You may already know that gratitude and kindness are helpful for your child’s mental health. But how do you hold on to that during a busy holiday season? And how can you help your children learn to be thankful when they receive a gift that’s not to their liking or not as great as what they see someone else get?
Building good habits of talking openly about what you’re grateful for as a family is a good place to start. Studies show that people who practice gratitude regularly experience mental and physical health benefits including:
- Feeling happier and more energetic
- Thinking positive thoughts about themselves
- Having strong ties to family and friends
- Getting better-quality sleep
- Having stronger immune systems
You can make gratitude a regular part of your family’s life by keeping a gratitude journal (where you write down a few things every day that you’re thankful for), having a gratitude jar (where family members write down notes that they’re grateful for and place them in the jar; when it gets full - read them together), or just making a regular practice of talking about things you’re grateful for and encouraging each other to name things that they’re grateful for.
You may want to encourage kids to think of different things each day rather than always being thankful for the same thing. You can even have different themes – today we’ll think about people we’re thankful for, tomorrow it will be foods we love, etc. Your kids may have fun ideas for topics!
Gift Giving and Gift Receiving
If your holidays involve gifts, you may want to talk to your children in advance about gift giving and receiving.
For many parents, it’s frustrating when your children are critical of a gift they receive. Make sure you talk about saying “thank you” when they receive a gift. You may want to remind them that it’s not about the gift but that someone thought of them and took the time to give them something. For young children, we might leave it at that!
For older children, before gift-exchanging occasions, remind your kids that someone took the time to purchase or make it, wrap it and deliver it, with hopes of sharing joy with them. You might ask them what kind of response they like to get when they give a gift. Conversations around gracious acceptance of gifts can get more detailed as they grow up.
This time of year is a natural time for families to talk about how much fun it is to make or pick out and give gifts to other people. Giving can be a great way to form positive relationships and feel good about yourself. Ask your kids who they want to give gifts to and help them come up with ideas. It can also be a reminder that gifts don’t have to cost money – coloring a picture, helping to make cookies or singing a song for someone can be a present.
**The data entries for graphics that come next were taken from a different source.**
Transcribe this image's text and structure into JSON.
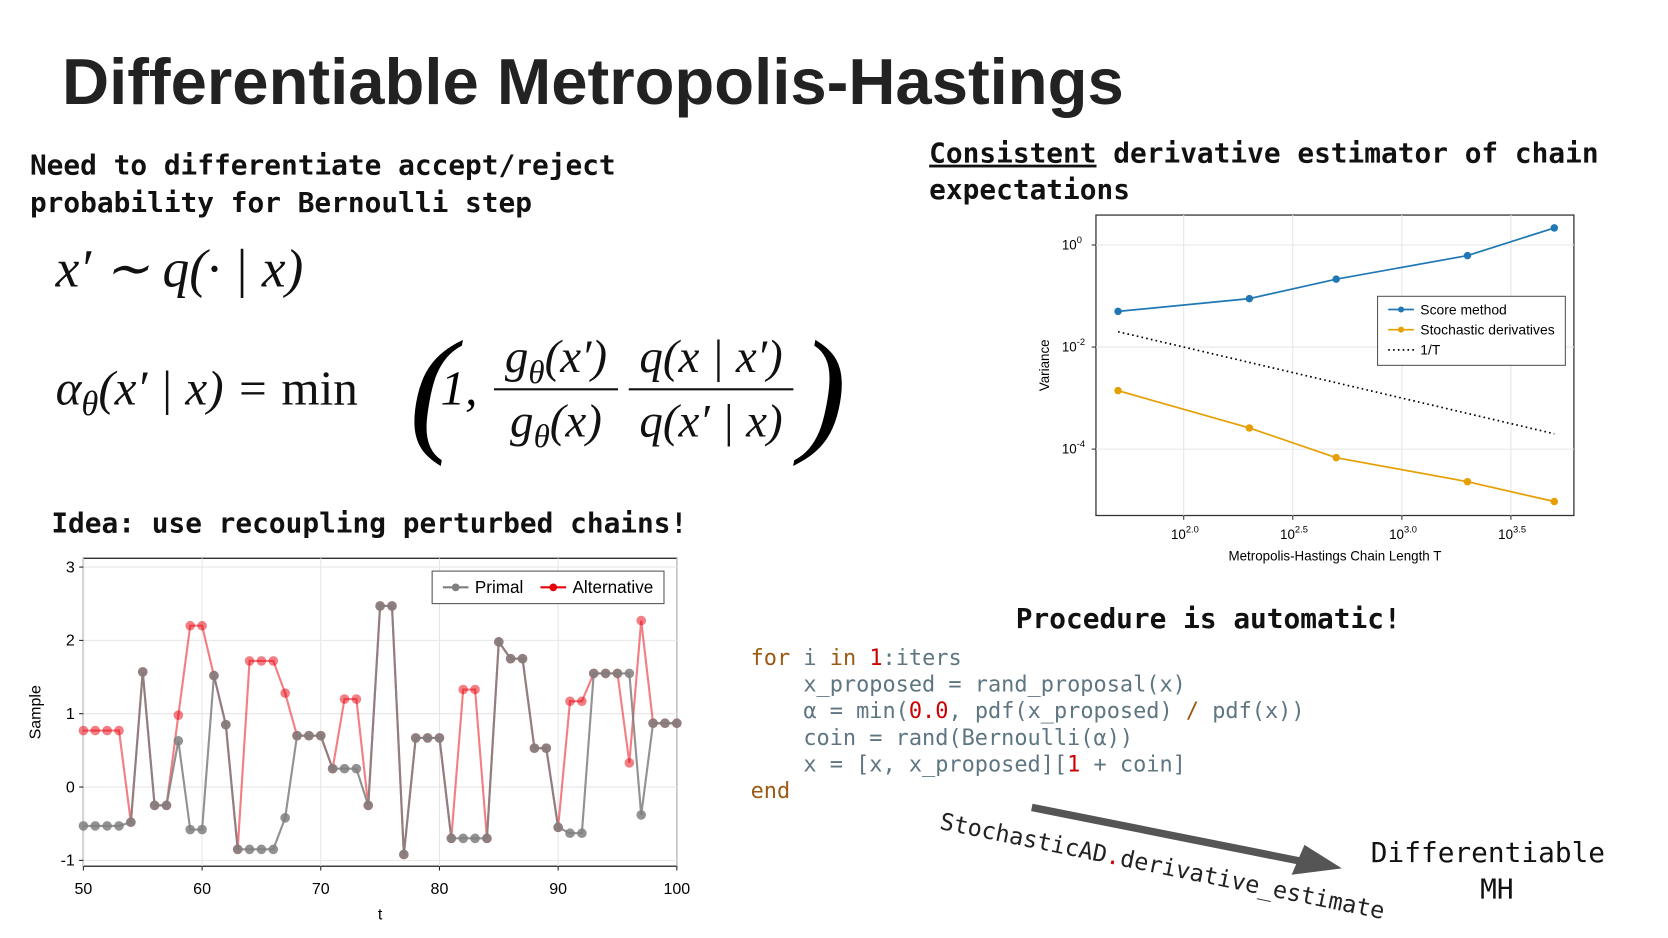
{
  "title": "Differentiable Metropolis-Hastings",
  "left": {
    "heading": [
      "Need to differentiate accept/reject",
      "probability for Bernoulli step"
    ],
    "proposal": [
      {
        "text": "x′ ∼ q(· | x)"
      }
    ],
    "acceptance": {
      "lhs": [
        {
          "text": "α"
        },
        {
          "text": "θ",
          "style": "sub"
        },
        {
          "text": "(x′ | x) = "
        },
        {
          "text": "min",
          "style": "upright"
        }
      ],
      "open": "(",
      "one": "1,",
      "num1": [
        {
          "text": "g"
        },
        {
          "text": "θ",
          "style": "sub"
        },
        {
          "text": "(x′)"
        }
      ],
      "den1": [
        {
          "text": "g"
        },
        {
          "text": "θ",
          "style": "sub"
        },
        {
          "text": "(x)"
        }
      ],
      "num2": [
        {
          "text": "q(x | x′)"
        }
      ],
      "den2": [
        {
          "text": "q(x′ | x)"
        }
      ],
      "close": ")"
    },
    "idea": "Idea: use recoupling perturbed chains!"
  },
  "right": {
    "heading": {
      "underlined": "Consistent",
      "rest": " derivative estimator of chain",
      "line2": "expectations"
    },
    "procedure": "Procedure is automatic!"
  },
  "code": [
    [
      {
        "text": "for",
        "color": "#9c5a14"
      },
      {
        "text": " i ",
        "color": "#5e7682"
      },
      {
        "text": "in",
        "color": "#9c5a14"
      },
      {
        "text": " ",
        "color": "#5e7682"
      },
      {
        "text": "1",
        "color": "#cc0000"
      },
      {
        "text": ":iters",
        "color": "#5e7682"
      }
    ],
    [
      {
        "text": "    x_proposed = rand_proposal(x)",
        "color": "#5e7682"
      }
    ],
    [
      {
        "text": "    α = min(",
        "color": "#5e7682"
      },
      {
        "text": "0.0",
        "color": "#cc0000"
      },
      {
        "text": ", pdf(x_proposed) ",
        "color": "#5e7682"
      },
      {
        "text": "/",
        "color": "#9c5a14"
      },
      {
        "text": " pdf(x))",
        "color": "#5e7682"
      }
    ],
    [
      {
        "text": "    coin = rand(Bernoulli(α))",
        "color": "#5e7682"
      }
    ],
    [
      {
        "text": "    x = [x, x_proposed][",
        "color": "#5e7682"
      },
      {
        "text": "1",
        "color": "#cc0000"
      },
      {
        "text": " + coin]",
        "color": "#5e7682"
      }
    ],
    [
      {
        "text": "end",
        "color": "#9c5a14"
      }
    ]
  ],
  "bottom": {
    "call": [
      {
        "text": "StochasticAD",
        "color": "#222222"
      },
      {
        "text": ".",
        "color": "#cc0000"
      },
      {
        "text": "derivative_estimate",
        "color": "#222222"
      }
    ],
    "result": [
      "Differentiable",
      "MH"
    ]
  },
  "chart_data": [
    {
      "type": "line",
      "xlabel": "t",
      "ylabel": "Sample",
      "x": [
        50,
        51,
        52,
        53,
        54,
        55,
        56,
        57,
        58,
        59,
        60,
        61,
        62,
        63,
        64,
        65,
        66,
        67,
        68,
        69,
        70,
        71,
        72,
        73,
        74,
        75,
        76,
        77,
        78,
        79,
        80,
        81,
        82,
        83,
        84,
        85,
        86,
        87,
        88,
        89,
        90,
        91,
        92,
        93,
        94,
        95,
        96,
        97,
        98,
        99,
        100
      ],
      "series": [
        {
          "name": "Primal",
          "color": "#7f7f7f",
          "values": [
            -0.53,
            -0.53,
            -0.53,
            -0.53,
            -0.48,
            1.57,
            -0.25,
            -0.25,
            0.63,
            -0.58,
            -0.58,
            1.52,
            0.85,
            -0.85,
            -0.85,
            -0.85,
            -0.85,
            -0.42,
            0.7,
            0.7,
            0.7,
            0.25,
            0.25,
            0.25,
            -0.25,
            2.47,
            2.47,
            -0.92,
            0.67,
            0.67,
            0.67,
            -0.7,
            -0.7,
            -0.7,
            -0.7,
            1.98,
            1.75,
            1.75,
            0.53,
            0.53,
            -0.55,
            -0.63,
            -0.63,
            1.55,
            1.55,
            1.55,
            1.55,
            -0.38,
            0.87,
            0.87,
            0.87
          ]
        },
        {
          "name": "Alternative",
          "color": "#e8000b",
          "values": [
            0.77,
            0.77,
            0.77,
            0.77,
            -0.48,
            1.57,
            -0.25,
            -0.25,
            0.98,
            2.2,
            2.2,
            1.52,
            0.85,
            -0.85,
            1.72,
            1.72,
            1.72,
            1.28,
            0.7,
            0.7,
            0.7,
            0.25,
            1.2,
            1.2,
            -0.25,
            2.47,
            2.47,
            -0.92,
            0.67,
            0.67,
            0.67,
            -0.7,
            1.33,
            1.33,
            -0.7,
            1.98,
            1.75,
            1.75,
            0.53,
            0.53,
            -0.55,
            1.17,
            1.17,
            1.55,
            1.55,
            1.55,
            0.33,
            2.27,
            0.87,
            0.87,
            0.87
          ]
        }
      ],
      "xlim": [
        50,
        100
      ],
      "ylim": [
        -1.08,
        3.12
      ],
      "xticks": [
        50,
        60,
        70,
        80,
        90,
        100
      ],
      "yticks": [
        -1,
        0,
        1,
        2,
        3
      ],
      "grid": true,
      "legend": "top-right"
    },
    {
      "type": "line",
      "xlabel": "Metropolis-Hastings Chain Length T",
      "ylabel": "Variance",
      "x": [
        50,
        200,
        500,
        2000,
        5000
      ],
      "series": [
        {
          "name": "Score method",
          "color": "#1f77b4",
          "values": [
            0.05,
            0.089,
            0.214,
            0.62,
            2.16
          ]
        },
        {
          "name": "Stochastic derivatives",
          "color": "#e69f00",
          "values": [
            0.0014,
            0.00026,
            6.8e-05,
            2.3e-05,
            9.4e-06
          ]
        },
        {
          "name": "1/T",
          "color": "#000000",
          "dash": "dotted",
          "marker": false,
          "values": [
            0.02,
            0.005,
            0.002,
            0.0005,
            0.0002
          ]
        }
      ],
      "xscale": "log",
      "yscale": "log",
      "xlim": [
        39.6,
        6150
      ],
      "ylim": [
        5e-06,
        3.86
      ],
      "xticks": [
        {
          "value": 100,
          "label": "10",
          "exponent": "2.0"
        },
        {
          "value": 316.23,
          "label": "10",
          "exponent": "2.5"
        },
        {
          "value": 1000,
          "label": "10",
          "exponent": "3.0"
        },
        {
          "value": 3162.28,
          "label": "10",
          "exponent": "3.5"
        }
      ],
      "yticks": [
        {
          "value": 1,
          "label": "10",
          "exponent": "0"
        },
        {
          "value": 0.01,
          "label": "10",
          "exponent": "-2"
        },
        {
          "value": 0.0001,
          "label": "10",
          "exponent": "-4"
        }
      ],
      "grid": true,
      "legend": "top-right"
    }
  ]
}
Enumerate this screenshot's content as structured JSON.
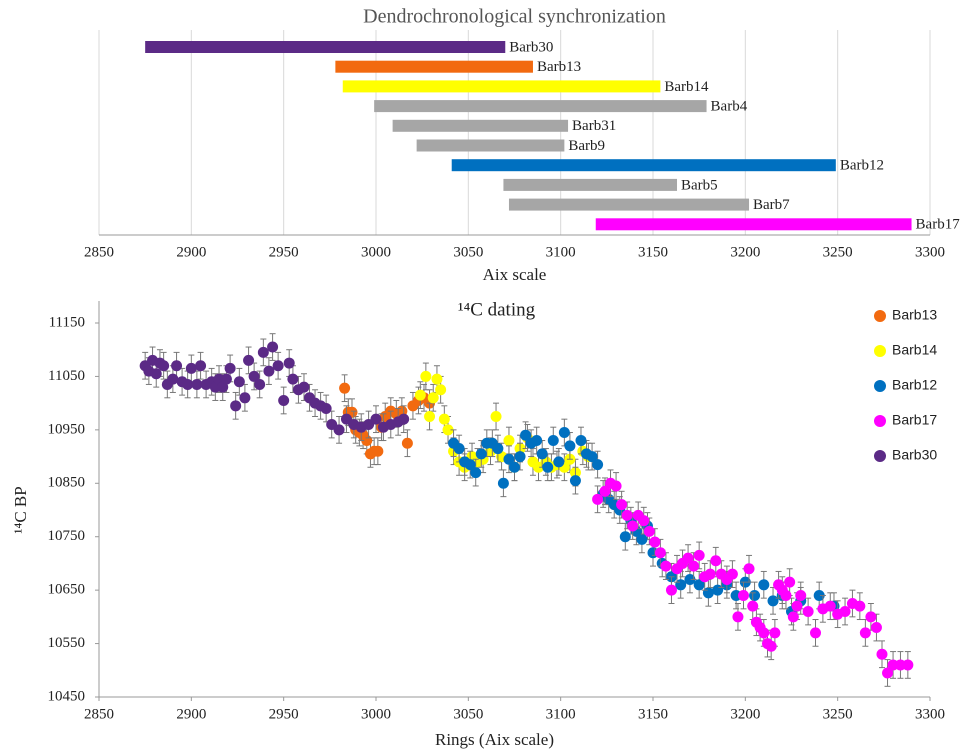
{
  "chart_data": [
    {
      "type": "range-bar",
      "title": "Dendrochronological synchronization",
      "x_label": "Aix scale",
      "categories": [
        "Barb30",
        "Barb13",
        "Barb14",
        "Barb4",
        "Barb31",
        "Barb9",
        "Barb12",
        "Barb5",
        "Barb7",
        "Barb17"
      ],
      "starts": [
        2875,
        2978,
        2982,
        2999,
        3009,
        3022,
        3041,
        3069,
        3072,
        3119
      ],
      "ends": [
        3070,
        3085,
        3154,
        3179,
        3104,
        3102,
        3249,
        3163,
        3202,
        3290
      ],
      "colors": [
        "#5b2a86",
        "#f26a10",
        "#ffff00",
        "#a6a6a6",
        "#a6a6a6",
        "#a6a6a6",
        "#0070c0",
        "#a6a6a6",
        "#a6a6a6",
        "#ff00ff"
      ],
      "xlim": [
        2850,
        3300
      ],
      "xticks": [
        2850,
        2900,
        2950,
        3000,
        3050,
        3100,
        3150,
        3200,
        3250,
        3300
      ],
      "grid": true
    },
    {
      "type": "scatter",
      "title": "¹⁴C dating",
      "x_label": "Rings (Aix scale)",
      "y_label": "¹⁴C BP",
      "xlim": [
        2850,
        3300
      ],
      "xticks": [
        2850,
        2900,
        2950,
        3000,
        3050,
        3100,
        3150,
        3200,
        3250,
        3300
      ],
      "ylim": [
        10450,
        11150
      ],
      "yticks": [
        10450,
        10550,
        10650,
        10750,
        10850,
        10950,
        11050,
        11150
      ],
      "grid": false,
      "legend": "right",
      "series": [
        {
          "name": "Barb13",
          "color": "#f26a10",
          "error": 25,
          "x": [
            2983,
            2985,
            2987,
            2989,
            2991,
            2993,
            2995,
            2997,
            2999,
            3001,
            3003,
            3005,
            3008,
            3011,
            3014,
            3017,
            3020,
            3023,
            3026,
            3029
          ],
          "values": [
            11028,
            10983,
            10983,
            10950,
            10945,
            10940,
            10930,
            10905,
            10910,
            10910,
            10955,
            10975,
            10985,
            10980,
            10985,
            10925,
            10995,
            11005,
            11010,
            11000
          ]
        },
        {
          "name": "Barb14",
          "color": "#ffff00",
          "error": 25,
          "x": [
            3024,
            3027,
            3029,
            3031,
            3033,
            3035,
            3037,
            3039,
            3042,
            3045,
            3048,
            3052,
            3055,
            3058,
            3062,
            3065,
            3068,
            3072,
            3075,
            3078,
            3082,
            3085,
            3088,
            3092,
            3095,
            3098,
            3102,
            3105,
            3108,
            3112,
            3115
          ],
          "values": [
            11015,
            11050,
            10975,
            11010,
            11045,
            11025,
            10970,
            10950,
            10910,
            10890,
            10880,
            10900,
            10890,
            10895,
            10910,
            10975,
            10900,
            10930,
            10880,
            10915,
            10935,
            10890,
            10880,
            10890,
            10880,
            10885,
            10880,
            10895,
            10870,
            10910,
            10900
          ]
        },
        {
          "name": "Barb12",
          "color": "#0070c0",
          "error": 25,
          "x": [
            3042,
            3045,
            3048,
            3051,
            3054,
            3057,
            3060,
            3063,
            3066,
            3069,
            3072,
            3075,
            3078,
            3081,
            3084,
            3087,
            3090,
            3093,
            3096,
            3099,
            3102,
            3105,
            3108,
            3111,
            3114,
            3117,
            3120,
            3123,
            3126,
            3129,
            3132,
            3135,
            3138,
            3141,
            3144,
            3147,
            3150,
            3155,
            3160,
            3165,
            3170,
            3175,
            3180,
            3185,
            3190,
            3195,
            3200,
            3205,
            3210,
            3215,
            3220,
            3225,
            3230,
            3240,
            3248
          ],
          "values": [
            10925,
            10915,
            10890,
            10885,
            10870,
            10905,
            10925,
            10925,
            10915,
            10850,
            10895,
            10880,
            10900,
            10940,
            10925,
            10930,
            10905,
            10880,
            10930,
            10890,
            10945,
            10920,
            10855,
            10930,
            10905,
            10900,
            10885,
            10830,
            10820,
            10810,
            10800,
            10750,
            10780,
            10760,
            10745,
            10770,
            10720,
            10700,
            10675,
            10660,
            10670,
            10660,
            10645,
            10650,
            10660,
            10640,
            10665,
            10640,
            10660,
            10630,
            10640,
            10610,
            10630,
            10640,
            10620
          ]
        },
        {
          "name": "Barb17",
          "color": "#ff00ff",
          "error": 25,
          "x": [
            3120,
            3124,
            3127,
            3130,
            3133,
            3136,
            3139,
            3142,
            3145,
            3148,
            3151,
            3154,
            3157,
            3160,
            3163,
            3166,
            3169,
            3172,
            3175,
            3178,
            3181,
            3184,
            3187,
            3190,
            3193,
            3196,
            3199,
            3202,
            3204,
            3206,
            3208,
            3210,
            3212,
            3214,
            3216,
            3218,
            3220,
            3222,
            3224,
            3226,
            3228,
            3230,
            3234,
            3238,
            3242,
            3246,
            3250,
            3254,
            3258,
            3262,
            3265,
            3268,
            3271,
            3274,
            3277,
            3280,
            3284,
            3288
          ],
          "values": [
            10820,
            10835,
            10850,
            10845,
            10810,
            10790,
            10770,
            10790,
            10780,
            10760,
            10740,
            10720,
            10695,
            10650,
            10690,
            10700,
            10710,
            10695,
            10715,
            10675,
            10680,
            10705,
            10680,
            10670,
            10680,
            10600,
            10640,
            10690,
            10620,
            10590,
            10580,
            10570,
            10550,
            10545,
            10570,
            10660,
            10650,
            10640,
            10665,
            10600,
            10620,
            10640,
            10610,
            10570,
            10615,
            10620,
            10605,
            10610,
            10625,
            10620,
            10570,
            10600,
            10580,
            10530,
            10495,
            10510,
            10510,
            10510
          ]
        },
        {
          "name": "Barb30",
          "color": "#5b2a86",
          "error": 25,
          "x": [
            2875,
            2877,
            2879,
            2881,
            2883,
            2885,
            2887,
            2890,
            2892,
            2895,
            2898,
            2900,
            2903,
            2905,
            2908,
            2911,
            2913,
            2915,
            2917,
            2919,
            2921,
            2924,
            2926,
            2929,
            2931,
            2934,
            2937,
            2939,
            2942,
            2944,
            2947,
            2950,
            2953,
            2955,
            2958,
            2961,
            2964,
            2967,
            2970,
            2973,
            2976,
            2980,
            2984,
            2988,
            2992,
            2996,
            3000,
            3004,
            3008,
            3012,
            3015
          ],
          "values": [
            11070,
            11060,
            11080,
            11055,
            11075,
            11070,
            11035,
            11045,
            11070,
            11040,
            11035,
            11065,
            11035,
            11070,
            11035,
            11040,
            11030,
            11045,
            11030,
            11045,
            11065,
            10995,
            11040,
            11010,
            11080,
            11050,
            11035,
            11095,
            11060,
            11105,
            11070,
            11005,
            11075,
            11045,
            11025,
            11030,
            11010,
            11000,
            10995,
            10990,
            10960,
            10950,
            10970,
            10960,
            10955,
            10960,
            10970,
            10955,
            10960,
            10965,
            10970
          ]
        }
      ]
    }
  ]
}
Keeping Kindness Front of Mind
The holidays are a great time to talk to kids about kindness. And you can look for opportunities to turn talk about kindness into action. Many charities offer opportunities to volunteer. It can also be as simple as taking food to an elderly neighbor or helping out a friend. Talk as a family about opportunities to be kind and decide on something you’d all like to do together.
And let’s not forget that being kind to yourself is also important to your mental health. Talk to your kids about how you’re taking time for yourself and for your mental health this holiday season. This could be seeing old friends that you love, taking time for yourself in the morning or evening, or enjoying a family tradition that helps you feel connected to your family of origin. Ask your children what they would like to do to relax (such as coloring, family movie night, playing a game, etc.) and find time to allow them to do that.
The holidays can be a busy time of year with so much going on! Taking the time to express gratitude and talk about kindness may help make it a little more enjoyable for you and your family.